O segredo da relva sentimental está em cada dia ser o esgoto invisível do dia anterior. E não deixar que me aperceba das tempestades.

E irmos deixando os campos cultivados perto das palavras. Pode ser que um dia possas colher um desses frutos. Pode ser que um dia deixe uma semente minha no teu lábio.

Pode ser que um dia a minha verdadeira profissão seja ser completamente o teu coração.


terça-feira, novembro 25, 2003

Porque o meu nome é Clorofila


O meu nome é Clorofila porque finalmente.

Porque acabei de beber a cerveja no inferno de Rimbaud. Porque finalmente sou permeável à chuva dos sentidos do suor.

Porque finalmente percebi que só há um único poeta, porque não há pedras de poética com páginas arco-íris de pessoas.

Um mundo de máquina aromática permeia a osmose entre o vivo e o morto. Há que deixar de ser para explicar o nome Clorofila.

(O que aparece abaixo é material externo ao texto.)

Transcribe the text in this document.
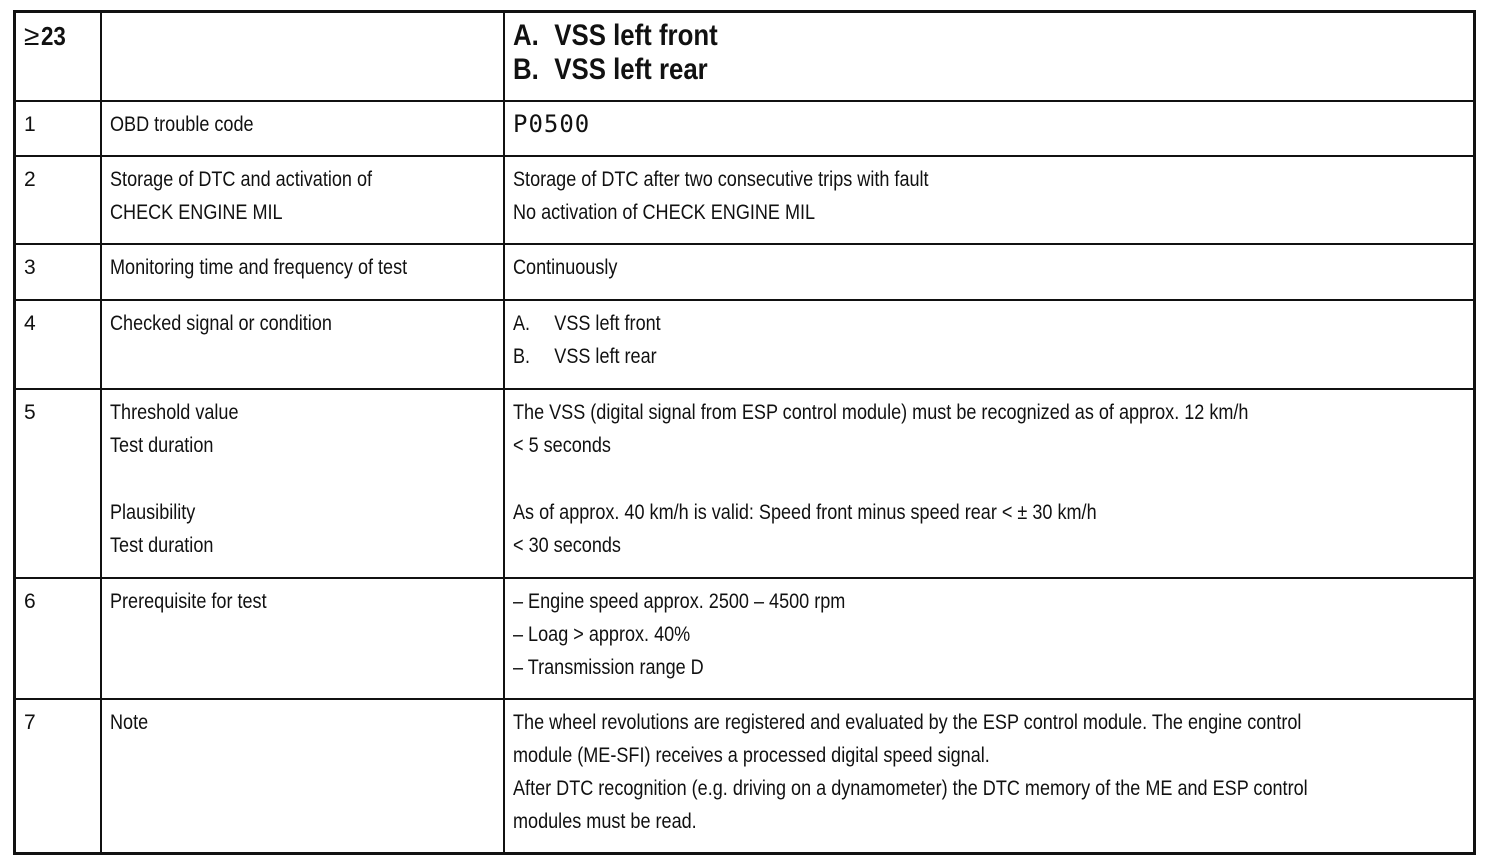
≥23		A. VSS left front
B. VSS left rear

1	OBD trouble code	P0500

2	Storage of DTC and activation of
CHECK ENGINE MIL	Storage of DTC after two consecutive trips with fault
No activation of CHECK ENGINE MIL

3	Monitoring time and frequency of test	Continuously

4	Checked signal or condition	A. VSS left front
B. VSS left rear

5	Threshold value
Test duration
Plausibility
Test duration	The VSS (digital signal from ESP control module) must be recognized as of approx. 12 km/h
< 5 seconds
As of approx. 40 km/h is valid: Speed front minus speed rear < ± 30 km/h
< 30 seconds

6	Prerequisite for test	– Engine speed approx. 2500 – 4500 rpm
– Loag > approx. 40%
– Transmission range D

7	Note	The wheel revolutions are registered and evaluated by the ESP control module. The engine control
module (ME-SFI) receives a processed digital speed signal.
After DTC recognition (e.g. driving on a dynamometer) the DTC memory of the ME and ESP control
modules must be read.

O meu nome é Clorofila porque agora também vejo a vibração inócua no coração dos átomos.

Vejo as sementes eléctricas que fazem a paz no teu peito. É triste ver um sorriso branco de um abismo de algas. A mosca do destino não te larga.

O meu nome é Clorofila porque finalmente.

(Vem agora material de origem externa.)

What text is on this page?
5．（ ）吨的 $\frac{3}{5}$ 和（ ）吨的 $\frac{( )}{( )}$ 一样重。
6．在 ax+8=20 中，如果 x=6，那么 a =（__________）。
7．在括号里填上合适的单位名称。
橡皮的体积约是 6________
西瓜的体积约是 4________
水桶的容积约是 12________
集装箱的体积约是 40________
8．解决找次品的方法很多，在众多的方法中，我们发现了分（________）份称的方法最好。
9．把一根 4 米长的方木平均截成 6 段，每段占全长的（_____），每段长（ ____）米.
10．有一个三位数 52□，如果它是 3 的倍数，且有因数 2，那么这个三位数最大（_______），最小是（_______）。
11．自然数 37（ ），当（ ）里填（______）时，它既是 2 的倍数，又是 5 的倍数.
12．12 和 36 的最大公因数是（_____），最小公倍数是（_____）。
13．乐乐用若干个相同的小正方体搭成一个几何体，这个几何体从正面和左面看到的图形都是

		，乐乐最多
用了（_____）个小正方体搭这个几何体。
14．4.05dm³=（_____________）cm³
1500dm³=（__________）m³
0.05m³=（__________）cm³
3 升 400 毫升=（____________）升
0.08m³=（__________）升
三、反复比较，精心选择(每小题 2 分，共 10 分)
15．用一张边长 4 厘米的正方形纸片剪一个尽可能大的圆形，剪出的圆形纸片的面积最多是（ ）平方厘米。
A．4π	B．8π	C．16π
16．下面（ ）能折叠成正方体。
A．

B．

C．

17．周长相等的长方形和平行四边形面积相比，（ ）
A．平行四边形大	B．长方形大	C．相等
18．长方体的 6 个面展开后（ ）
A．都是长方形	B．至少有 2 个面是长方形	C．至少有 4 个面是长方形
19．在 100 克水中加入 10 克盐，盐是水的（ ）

Porque a timidez da colheita é uma lenta tontura, a colheita de um sentimento de giz colorido, acordar uma límpida lápide na foz de leite.

A alegria arsénica é a morte muda da vida. Há que viver e poder morrer para ter o poder de extrudir a Clorofila.

O meu nome é Clorofila porque finalmente. Porque finalmente posso fumar o teu corpo escondido entre o plástico do amor.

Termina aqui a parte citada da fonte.